Not really surprising, given that the original image seems to be compressed very conservatively:

    13,290,914 original.jpeg

    15,357,049 magick-q99.jpg
    13,323,544 magick-q98.jpg
    12,197,196 magick-q97.jpg
    10,745,457 magick-q96.jpg
     8,577,000 magick-q95.jpg
     7,933,287 magick-q94.jpg
     7,360,975 magick-q93.jpg

    15,386,195 magick-rot90-q99.jpg
    13,325,385 magick-rot90-q98.jpg
    12,115,271 magick-rot90-q97.jpg
    10,733,896 magick-rot90-q96.jpg
     8,661,101 magick-rot90-q95.jpg
     7,962,175 magick-rot90-q94.jpg
     7,343,580 magick-rot90-q93.jpg
Here all `magick-[rot-]qXX.jpg` files come from `convert original.jpeg [-rotate 90] -quality XX magick-qXX.jpg`, where my ImageMagick version is 7.1.1-12 (Windows x86-64, Q16-HDRI). The initial shrinkage is solely from the lossy compression process and doesn't depend on the rotation angle that much.

RachelF

6 hours ago

Note that JPEGs can be rotated without decompression, just by swapping the axes of the compression cells.

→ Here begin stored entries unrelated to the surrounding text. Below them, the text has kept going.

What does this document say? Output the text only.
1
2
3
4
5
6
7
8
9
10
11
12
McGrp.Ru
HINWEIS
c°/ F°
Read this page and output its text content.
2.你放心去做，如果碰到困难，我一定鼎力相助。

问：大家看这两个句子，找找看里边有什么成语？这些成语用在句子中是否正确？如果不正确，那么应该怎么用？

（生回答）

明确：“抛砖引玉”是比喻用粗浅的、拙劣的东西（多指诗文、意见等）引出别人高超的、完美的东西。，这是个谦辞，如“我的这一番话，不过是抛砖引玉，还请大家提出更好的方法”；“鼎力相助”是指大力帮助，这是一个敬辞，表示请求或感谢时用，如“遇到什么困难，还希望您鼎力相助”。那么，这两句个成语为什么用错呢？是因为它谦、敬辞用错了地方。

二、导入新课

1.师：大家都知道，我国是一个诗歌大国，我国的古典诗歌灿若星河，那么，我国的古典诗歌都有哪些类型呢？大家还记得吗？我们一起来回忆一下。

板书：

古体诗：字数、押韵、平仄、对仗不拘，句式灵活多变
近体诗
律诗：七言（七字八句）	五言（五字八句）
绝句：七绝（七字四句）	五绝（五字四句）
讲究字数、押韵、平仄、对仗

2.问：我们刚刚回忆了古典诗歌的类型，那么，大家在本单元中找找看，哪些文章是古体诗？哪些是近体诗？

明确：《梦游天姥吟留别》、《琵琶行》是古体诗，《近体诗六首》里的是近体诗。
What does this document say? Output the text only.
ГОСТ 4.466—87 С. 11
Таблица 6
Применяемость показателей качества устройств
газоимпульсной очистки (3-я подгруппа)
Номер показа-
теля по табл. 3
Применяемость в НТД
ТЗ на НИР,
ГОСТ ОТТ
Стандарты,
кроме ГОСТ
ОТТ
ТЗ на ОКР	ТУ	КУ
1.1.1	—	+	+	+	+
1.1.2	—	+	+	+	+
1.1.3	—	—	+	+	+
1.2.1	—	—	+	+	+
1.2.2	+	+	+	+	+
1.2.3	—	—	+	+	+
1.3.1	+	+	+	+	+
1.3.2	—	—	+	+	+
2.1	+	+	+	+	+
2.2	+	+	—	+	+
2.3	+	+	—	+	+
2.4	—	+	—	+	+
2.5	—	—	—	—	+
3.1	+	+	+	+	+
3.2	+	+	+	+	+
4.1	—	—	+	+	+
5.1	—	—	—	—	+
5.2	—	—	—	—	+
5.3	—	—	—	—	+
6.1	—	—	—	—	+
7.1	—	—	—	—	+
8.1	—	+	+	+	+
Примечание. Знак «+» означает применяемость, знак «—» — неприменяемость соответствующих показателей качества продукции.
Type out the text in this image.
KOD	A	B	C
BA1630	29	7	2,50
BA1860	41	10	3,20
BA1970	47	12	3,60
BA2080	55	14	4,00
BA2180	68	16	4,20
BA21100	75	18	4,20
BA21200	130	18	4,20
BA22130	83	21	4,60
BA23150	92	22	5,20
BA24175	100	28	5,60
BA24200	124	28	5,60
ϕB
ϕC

Some of the software he uses may do this, others may decompress, rotate and recompress.

phkahler

7 hours ago

I've always wanted a tool to rotate and crop jpeg images on tile boundaries so no loss happens. This limits how precise a crop can be, but preserves pixels perfectly. Is there a tool like this?

msephton

4 hours ago

I think GraphicConverter can do this. Or maybe it was IrfanView. One of the old classics.